By John L. Micek | Pennsylvania Capital-Star
It’s not a bad time to be Gov. Josh Shapiro. The Democratic governor made national headlines last month when a collapsed portion of I-95 in northeast Philadelphia reopened well ahead of schedule.
That, in turn, prompted new speculation on whether the former two-term attorney general, former state lawmaker, and ex-Montgomery County commissioner, just seven months into his first term, might one day become the nation’s first Jewish president.
Those good vibes were seemingly cemented last week with the release of a Quinnipiac University poll showing that a clear majority of Keystone State voters (57%) approve of Shapiro’s performance so far. Nearly three quarters of respondents (74%) said they approved of Shapiro’s briskly efficient handling of the highway collapse.
Shapiro’s overall support ran strongest among Democrats (84%), while 41% of Republicans disapproved. Tellingly, 53% of independents also approved in the poll of 1,584 registered voters. The poll had an overall margin of error of 2.5%.
“Those across-the-board honeymoon approval numbers for first termer Gov. Shapiro are no doubt buoyed by voters’ perceptions that he stepped up and took charge when the bridge came down on I-95,” Quinnipiac pollster Tim Malloy said in a statement.
Now the big question: Can Shapiro build on that good feeling as he looks for a win on his first budget, which remains in park in the divided state Legislature as the first days of the 2023-24 budget year dawn?
Maybe.
As the Capital-Star’s Marley Parish and Peter Hall reported, lawmakers left town last week locked in disagreement over a proposal to create private school tuition vouchers.
As the Inquirer reports, Shapiro backed out of a planned appearance in Philadelphia before a teachers’ union conference as he tried to reach a budget deal for the new fiscal year that started Saturday.
As the Capital-Star has previously reported, the state’s biggest teachers unions are incensed over his support for so-called ‘lifeline scholarships,’ that would provide tuition vouchers to students in low-performing school districts.
Democrats, who hold a slender, one-seat majority in the state House, have also said vouchers are DOA on their side of the building.

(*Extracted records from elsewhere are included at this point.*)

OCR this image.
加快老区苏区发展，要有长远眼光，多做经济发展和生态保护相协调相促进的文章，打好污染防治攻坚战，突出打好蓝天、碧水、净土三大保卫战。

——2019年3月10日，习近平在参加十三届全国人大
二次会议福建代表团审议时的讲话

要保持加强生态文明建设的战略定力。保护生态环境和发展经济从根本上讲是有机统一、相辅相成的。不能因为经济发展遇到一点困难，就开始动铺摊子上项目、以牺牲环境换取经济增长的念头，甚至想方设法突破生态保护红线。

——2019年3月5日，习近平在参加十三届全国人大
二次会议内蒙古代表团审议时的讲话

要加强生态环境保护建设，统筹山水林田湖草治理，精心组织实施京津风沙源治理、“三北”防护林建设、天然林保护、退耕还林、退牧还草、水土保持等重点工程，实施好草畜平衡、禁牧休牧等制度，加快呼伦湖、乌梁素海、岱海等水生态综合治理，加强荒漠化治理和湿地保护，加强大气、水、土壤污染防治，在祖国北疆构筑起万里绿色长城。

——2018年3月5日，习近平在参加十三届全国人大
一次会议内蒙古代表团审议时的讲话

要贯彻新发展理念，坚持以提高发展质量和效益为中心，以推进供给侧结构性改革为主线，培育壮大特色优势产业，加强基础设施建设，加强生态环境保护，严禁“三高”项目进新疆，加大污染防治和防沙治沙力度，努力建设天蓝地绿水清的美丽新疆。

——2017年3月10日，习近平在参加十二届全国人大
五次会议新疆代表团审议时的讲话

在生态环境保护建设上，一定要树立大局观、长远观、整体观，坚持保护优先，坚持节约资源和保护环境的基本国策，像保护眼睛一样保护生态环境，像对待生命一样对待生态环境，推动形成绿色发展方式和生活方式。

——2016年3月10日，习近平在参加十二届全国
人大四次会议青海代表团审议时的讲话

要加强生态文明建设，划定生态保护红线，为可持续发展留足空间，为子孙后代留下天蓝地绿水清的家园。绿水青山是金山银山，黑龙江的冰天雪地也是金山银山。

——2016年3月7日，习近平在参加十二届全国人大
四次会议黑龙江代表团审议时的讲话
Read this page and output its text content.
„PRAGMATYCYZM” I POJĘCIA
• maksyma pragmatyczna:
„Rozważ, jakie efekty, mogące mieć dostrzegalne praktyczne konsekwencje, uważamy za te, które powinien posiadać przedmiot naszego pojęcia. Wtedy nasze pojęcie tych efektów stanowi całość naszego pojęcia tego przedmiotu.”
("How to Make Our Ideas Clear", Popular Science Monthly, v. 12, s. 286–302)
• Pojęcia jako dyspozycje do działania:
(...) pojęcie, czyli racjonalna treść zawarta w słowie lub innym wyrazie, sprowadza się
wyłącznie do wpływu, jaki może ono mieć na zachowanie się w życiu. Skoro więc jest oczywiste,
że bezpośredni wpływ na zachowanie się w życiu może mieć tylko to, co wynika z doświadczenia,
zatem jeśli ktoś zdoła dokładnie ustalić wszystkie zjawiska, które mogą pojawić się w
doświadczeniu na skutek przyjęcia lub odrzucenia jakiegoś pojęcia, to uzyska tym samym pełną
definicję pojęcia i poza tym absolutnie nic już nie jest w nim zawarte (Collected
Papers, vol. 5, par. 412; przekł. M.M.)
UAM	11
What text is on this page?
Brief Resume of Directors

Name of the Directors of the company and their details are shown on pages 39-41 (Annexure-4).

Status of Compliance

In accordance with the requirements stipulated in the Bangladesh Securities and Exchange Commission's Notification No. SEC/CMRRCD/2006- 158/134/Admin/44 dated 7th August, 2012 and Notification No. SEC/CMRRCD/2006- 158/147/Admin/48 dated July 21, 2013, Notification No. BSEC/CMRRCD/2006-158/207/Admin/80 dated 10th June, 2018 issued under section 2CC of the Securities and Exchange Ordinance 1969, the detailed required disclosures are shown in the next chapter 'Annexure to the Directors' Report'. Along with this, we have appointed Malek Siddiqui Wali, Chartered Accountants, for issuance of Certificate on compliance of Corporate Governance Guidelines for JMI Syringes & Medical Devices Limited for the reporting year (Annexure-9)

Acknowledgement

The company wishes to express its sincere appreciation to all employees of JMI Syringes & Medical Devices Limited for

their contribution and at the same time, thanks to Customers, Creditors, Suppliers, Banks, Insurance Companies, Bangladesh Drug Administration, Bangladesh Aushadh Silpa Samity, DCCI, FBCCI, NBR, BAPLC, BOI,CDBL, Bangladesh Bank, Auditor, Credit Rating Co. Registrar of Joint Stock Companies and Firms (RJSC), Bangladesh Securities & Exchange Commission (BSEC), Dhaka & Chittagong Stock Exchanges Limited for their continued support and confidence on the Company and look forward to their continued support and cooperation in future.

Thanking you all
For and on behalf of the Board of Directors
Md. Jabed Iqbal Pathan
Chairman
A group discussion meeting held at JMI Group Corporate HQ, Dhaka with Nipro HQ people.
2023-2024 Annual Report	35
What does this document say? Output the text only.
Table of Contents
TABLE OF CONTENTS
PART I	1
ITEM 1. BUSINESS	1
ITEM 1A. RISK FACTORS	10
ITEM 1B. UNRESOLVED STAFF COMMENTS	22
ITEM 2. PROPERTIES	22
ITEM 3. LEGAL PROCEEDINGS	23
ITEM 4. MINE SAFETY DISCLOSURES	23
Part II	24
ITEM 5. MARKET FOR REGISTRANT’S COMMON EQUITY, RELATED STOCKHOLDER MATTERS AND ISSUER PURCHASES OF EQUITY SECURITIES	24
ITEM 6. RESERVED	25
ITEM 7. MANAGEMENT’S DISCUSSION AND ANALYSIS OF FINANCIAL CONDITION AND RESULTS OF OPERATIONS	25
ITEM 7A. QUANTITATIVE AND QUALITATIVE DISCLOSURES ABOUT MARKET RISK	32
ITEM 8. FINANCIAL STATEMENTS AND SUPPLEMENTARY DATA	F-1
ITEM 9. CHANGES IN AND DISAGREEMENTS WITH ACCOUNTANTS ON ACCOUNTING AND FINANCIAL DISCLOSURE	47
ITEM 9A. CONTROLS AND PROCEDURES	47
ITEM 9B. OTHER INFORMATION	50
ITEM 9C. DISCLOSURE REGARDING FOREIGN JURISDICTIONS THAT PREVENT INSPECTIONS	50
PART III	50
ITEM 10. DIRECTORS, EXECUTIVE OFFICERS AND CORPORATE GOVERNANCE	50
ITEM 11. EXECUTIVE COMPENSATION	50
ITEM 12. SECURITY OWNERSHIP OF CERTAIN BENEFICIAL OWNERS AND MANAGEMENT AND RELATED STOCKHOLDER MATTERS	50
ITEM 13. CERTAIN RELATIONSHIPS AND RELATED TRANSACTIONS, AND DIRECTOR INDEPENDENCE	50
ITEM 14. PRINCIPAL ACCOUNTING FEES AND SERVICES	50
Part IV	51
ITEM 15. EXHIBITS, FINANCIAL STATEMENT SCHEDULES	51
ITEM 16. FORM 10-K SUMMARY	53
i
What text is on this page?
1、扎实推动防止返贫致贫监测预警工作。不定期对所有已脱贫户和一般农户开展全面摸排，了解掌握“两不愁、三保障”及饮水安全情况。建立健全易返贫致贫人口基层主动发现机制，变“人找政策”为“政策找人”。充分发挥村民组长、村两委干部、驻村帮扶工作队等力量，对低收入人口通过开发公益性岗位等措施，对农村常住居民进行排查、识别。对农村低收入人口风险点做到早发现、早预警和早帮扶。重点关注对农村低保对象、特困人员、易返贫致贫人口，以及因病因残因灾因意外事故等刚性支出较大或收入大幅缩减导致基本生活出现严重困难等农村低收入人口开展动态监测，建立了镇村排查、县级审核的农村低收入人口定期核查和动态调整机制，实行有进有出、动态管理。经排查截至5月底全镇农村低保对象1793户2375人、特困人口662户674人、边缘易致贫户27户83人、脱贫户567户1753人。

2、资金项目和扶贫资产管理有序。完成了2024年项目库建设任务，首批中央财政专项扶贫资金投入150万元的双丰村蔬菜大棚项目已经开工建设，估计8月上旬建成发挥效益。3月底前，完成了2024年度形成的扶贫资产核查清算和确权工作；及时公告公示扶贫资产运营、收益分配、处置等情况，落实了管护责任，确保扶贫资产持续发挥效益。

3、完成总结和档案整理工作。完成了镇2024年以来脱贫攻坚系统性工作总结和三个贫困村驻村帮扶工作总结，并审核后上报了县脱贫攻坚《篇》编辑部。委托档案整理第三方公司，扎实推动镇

Last week, the Republican-controlled state Senate passed a $45.5 billion budget that included $100 million for vouchers, according to the Inquirer.
In a statement to the Inquirer, Shapiro’s spokesperson, Manuel Bonder, said the governor was staying in Harrisburg to “continue working toward a final budget agreement that delivers critically important funding for public education, necessary resources for our schools, and investments in Pennsylvania children and teachers.”
A slight majority of respondents to that Quinnipiac poll (51%) said they approved of Shapiro’s handing of the budget, compared to 25% who disapproved, and 25% who did not offer an opinion.
Last week, administration officials were bullish on Shapiro’s performance, pointing to some of the glowing words that Senate Republicans offered as they voted on the spending plan.
With his performance on I-95, Shapiro “probably won over some skeptics,” West Chester University political science professor John Kennedy told the politics site Route Fifty last week. “It really plays into his message of competency, leadership and getting things done for the people. [The response] actually shows the effectiveness of government at all levels.”
But when it comes to the budget, Shapiro is working against the clock.
In June 2015, as he debated his first budget with a General Assembly fully under Republican control, former Democratic Gov. Tom Wolf saw his approvals standing at 39% in a Franklin & Marshall College poll released at the time.
As the debate over Wolf’s rookie spending plan extended into the summer and fall, the Democrat saw his overall approvals dip to 36% in an October 2015 Franklin & Marshall poll.
In that same poll, state voters said they were more inclined to blame the Legislature (51%) than Wolf (32%) for the months-long deadlock over the spending plan.
And voter trust for handling the budget was about equally distributed, with 43% saying they trusted Wolf to resolve the impasse, compared to 38% for the Legislature.
Unlike that budget debate, which was marked by sharp-elbowed partisanship, Shapiro has spent his first months in office striking a largely conciliatory tone with the General Assembly, even as he’s been clear about what he will, and won’t, accept in a final spending plan.
Speaking to Route Fifty, West Chester’s Kennedy said he believed that will stand Shapiro in good stead.
Shapiro “certainly has made an effort to be inclusive and to focus on the question of competency over ideology. That’s been the message.”
Voters, so far, appear to be getting it.